Much was riding on your success.
Your missions were to bridge the gap between humanity’s painful ignorance of our solar system and the exultation of learning and discovering the evidence of our beginning.
Crafted to last, weighing roughly two-thousand pounds, you both have lost half of your power capacity in the 40 years of your expedition.
But this has not slowed you down.
Travelling between 35000 and 39000 miles per hour, you have reached the edge of our known planetary realms.
The heliosphere is behind you.
In August 2012, Voyager 1 made the historic entry into interstellar space, the region between stars, filled with material ejected by the death of nearby stars millions of years ago.

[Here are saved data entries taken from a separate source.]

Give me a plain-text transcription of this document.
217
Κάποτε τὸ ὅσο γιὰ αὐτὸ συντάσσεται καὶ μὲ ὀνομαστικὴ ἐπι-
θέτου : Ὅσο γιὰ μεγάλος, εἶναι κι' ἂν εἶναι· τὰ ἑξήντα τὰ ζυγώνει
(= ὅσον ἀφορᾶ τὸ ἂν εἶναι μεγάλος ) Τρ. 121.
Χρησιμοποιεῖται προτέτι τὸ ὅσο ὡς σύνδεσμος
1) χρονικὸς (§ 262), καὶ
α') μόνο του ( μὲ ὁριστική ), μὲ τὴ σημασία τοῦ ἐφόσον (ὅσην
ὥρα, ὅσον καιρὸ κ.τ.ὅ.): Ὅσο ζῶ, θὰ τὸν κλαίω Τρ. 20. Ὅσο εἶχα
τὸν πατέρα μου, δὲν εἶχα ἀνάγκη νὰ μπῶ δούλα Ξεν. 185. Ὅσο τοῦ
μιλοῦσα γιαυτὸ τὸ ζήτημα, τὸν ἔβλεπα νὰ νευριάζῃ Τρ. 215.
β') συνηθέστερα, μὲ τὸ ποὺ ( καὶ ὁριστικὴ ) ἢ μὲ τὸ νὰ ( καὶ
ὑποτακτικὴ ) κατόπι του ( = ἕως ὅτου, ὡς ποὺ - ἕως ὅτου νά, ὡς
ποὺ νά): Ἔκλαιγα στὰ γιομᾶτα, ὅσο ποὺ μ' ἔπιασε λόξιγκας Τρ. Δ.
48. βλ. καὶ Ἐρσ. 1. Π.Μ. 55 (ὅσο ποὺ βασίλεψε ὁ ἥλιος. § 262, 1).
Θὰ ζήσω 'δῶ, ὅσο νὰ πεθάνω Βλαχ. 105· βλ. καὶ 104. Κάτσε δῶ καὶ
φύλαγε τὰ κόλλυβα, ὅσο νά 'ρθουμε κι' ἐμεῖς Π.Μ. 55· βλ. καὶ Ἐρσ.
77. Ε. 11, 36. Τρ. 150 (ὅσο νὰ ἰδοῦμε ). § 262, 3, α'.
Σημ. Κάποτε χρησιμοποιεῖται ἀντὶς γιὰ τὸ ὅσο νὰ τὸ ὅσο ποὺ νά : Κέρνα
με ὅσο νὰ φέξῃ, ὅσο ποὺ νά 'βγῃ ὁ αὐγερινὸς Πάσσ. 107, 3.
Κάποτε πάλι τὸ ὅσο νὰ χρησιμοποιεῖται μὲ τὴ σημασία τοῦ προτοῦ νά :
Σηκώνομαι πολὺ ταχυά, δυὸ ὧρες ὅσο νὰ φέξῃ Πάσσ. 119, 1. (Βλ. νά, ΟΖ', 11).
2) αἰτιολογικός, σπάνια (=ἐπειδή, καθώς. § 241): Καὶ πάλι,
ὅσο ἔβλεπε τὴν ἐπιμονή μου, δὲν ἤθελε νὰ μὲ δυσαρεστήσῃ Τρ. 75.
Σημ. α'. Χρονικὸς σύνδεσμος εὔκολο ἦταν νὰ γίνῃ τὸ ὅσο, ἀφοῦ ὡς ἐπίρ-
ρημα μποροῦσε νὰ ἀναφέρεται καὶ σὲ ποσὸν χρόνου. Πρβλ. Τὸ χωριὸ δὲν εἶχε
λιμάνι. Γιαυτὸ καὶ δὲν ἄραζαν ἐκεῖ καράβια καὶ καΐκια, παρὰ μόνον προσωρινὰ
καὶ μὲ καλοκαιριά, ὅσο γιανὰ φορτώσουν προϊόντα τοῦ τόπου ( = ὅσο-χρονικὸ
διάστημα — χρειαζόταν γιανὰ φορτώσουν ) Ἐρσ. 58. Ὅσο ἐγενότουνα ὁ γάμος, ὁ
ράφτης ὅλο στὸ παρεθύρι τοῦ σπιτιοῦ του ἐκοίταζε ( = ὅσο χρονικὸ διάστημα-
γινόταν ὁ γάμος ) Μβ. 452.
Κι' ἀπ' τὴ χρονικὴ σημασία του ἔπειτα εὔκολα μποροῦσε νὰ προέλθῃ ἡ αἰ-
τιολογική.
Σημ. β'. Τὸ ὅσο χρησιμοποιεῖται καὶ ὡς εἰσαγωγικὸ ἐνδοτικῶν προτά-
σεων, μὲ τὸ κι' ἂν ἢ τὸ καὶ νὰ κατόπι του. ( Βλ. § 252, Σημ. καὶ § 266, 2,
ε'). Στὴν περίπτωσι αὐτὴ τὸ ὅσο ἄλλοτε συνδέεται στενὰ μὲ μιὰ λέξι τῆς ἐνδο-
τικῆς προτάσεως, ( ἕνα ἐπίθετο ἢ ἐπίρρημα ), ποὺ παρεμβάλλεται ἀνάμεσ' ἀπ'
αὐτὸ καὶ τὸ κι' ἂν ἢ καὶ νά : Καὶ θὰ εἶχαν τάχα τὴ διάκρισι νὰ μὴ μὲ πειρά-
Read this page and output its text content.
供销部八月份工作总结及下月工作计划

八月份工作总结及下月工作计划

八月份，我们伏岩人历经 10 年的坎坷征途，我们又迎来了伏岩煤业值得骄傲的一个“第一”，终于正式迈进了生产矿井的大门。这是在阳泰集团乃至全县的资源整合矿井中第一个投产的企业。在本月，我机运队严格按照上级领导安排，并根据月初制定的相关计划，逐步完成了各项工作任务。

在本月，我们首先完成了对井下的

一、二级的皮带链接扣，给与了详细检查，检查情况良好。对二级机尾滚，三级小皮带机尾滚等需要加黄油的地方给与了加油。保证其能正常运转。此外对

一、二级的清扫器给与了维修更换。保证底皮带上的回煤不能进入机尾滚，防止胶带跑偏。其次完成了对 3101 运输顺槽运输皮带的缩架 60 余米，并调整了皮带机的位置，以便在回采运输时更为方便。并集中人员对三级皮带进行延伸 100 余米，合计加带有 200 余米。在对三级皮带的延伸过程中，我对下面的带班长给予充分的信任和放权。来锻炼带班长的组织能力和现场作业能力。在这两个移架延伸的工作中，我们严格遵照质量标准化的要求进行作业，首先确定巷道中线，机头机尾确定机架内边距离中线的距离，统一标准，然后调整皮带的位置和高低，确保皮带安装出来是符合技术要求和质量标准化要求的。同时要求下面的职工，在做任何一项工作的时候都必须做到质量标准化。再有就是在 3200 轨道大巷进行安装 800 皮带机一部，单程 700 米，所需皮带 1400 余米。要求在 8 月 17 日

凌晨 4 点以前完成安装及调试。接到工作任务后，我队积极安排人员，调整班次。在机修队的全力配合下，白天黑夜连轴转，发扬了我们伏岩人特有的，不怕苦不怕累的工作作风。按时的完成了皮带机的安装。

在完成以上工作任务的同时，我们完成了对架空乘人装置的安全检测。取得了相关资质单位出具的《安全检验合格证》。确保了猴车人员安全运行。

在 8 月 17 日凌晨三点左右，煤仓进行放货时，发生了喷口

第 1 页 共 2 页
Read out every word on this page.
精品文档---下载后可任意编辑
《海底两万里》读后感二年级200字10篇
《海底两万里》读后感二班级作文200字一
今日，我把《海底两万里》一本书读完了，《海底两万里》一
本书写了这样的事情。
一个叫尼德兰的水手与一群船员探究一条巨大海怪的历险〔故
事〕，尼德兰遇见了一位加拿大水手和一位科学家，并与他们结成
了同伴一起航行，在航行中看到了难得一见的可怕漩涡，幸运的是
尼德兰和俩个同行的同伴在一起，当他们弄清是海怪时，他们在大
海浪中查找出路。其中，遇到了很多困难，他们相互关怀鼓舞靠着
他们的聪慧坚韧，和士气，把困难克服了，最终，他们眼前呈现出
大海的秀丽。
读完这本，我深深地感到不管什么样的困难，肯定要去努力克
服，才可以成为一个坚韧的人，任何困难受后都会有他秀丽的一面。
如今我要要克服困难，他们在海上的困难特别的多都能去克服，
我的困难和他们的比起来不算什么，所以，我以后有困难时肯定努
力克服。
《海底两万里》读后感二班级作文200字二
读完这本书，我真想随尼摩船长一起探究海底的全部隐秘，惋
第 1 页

Data from Voyager 1 indicated that it had become the first human-made object to enter interstellar space, traveling “further than anyone, or anything, in history.”
If its present pace continues, in another 1,300 years it will reach the inner Oort Cloud.
From there, it will take voyager 1 another 30,000 years to move beyond our solar system.
How improbable that a machine of such modest capabilities could achieve such a magnificent feat.
It is said that around 2025 Voyager’s radioisotope thermoelectric generators will no longer be able to supply enough power to operate any of its scientific instruments, preventing any further exploration.
Will Voyager die then, I wonder?
What will be the machine explorers’ ultimate fate?
Voyager I and II, you are an inspiration to me, and to all others on earth who dream of discovering other worlds and exploring the universe. Will you inspire other life forms some day?
I choose to believe your voyage will never end. That your 773 kilograms of magnificence will continue to explore further and further into space.
I have faith that somehow you will overcome you power issue and, in some miraculous event, explore until your instruments break down and are no longer able to function.
In your belly was placed the Golden Record.
Far into space the masterpieces of Beethoven reverberate and echo into eternity.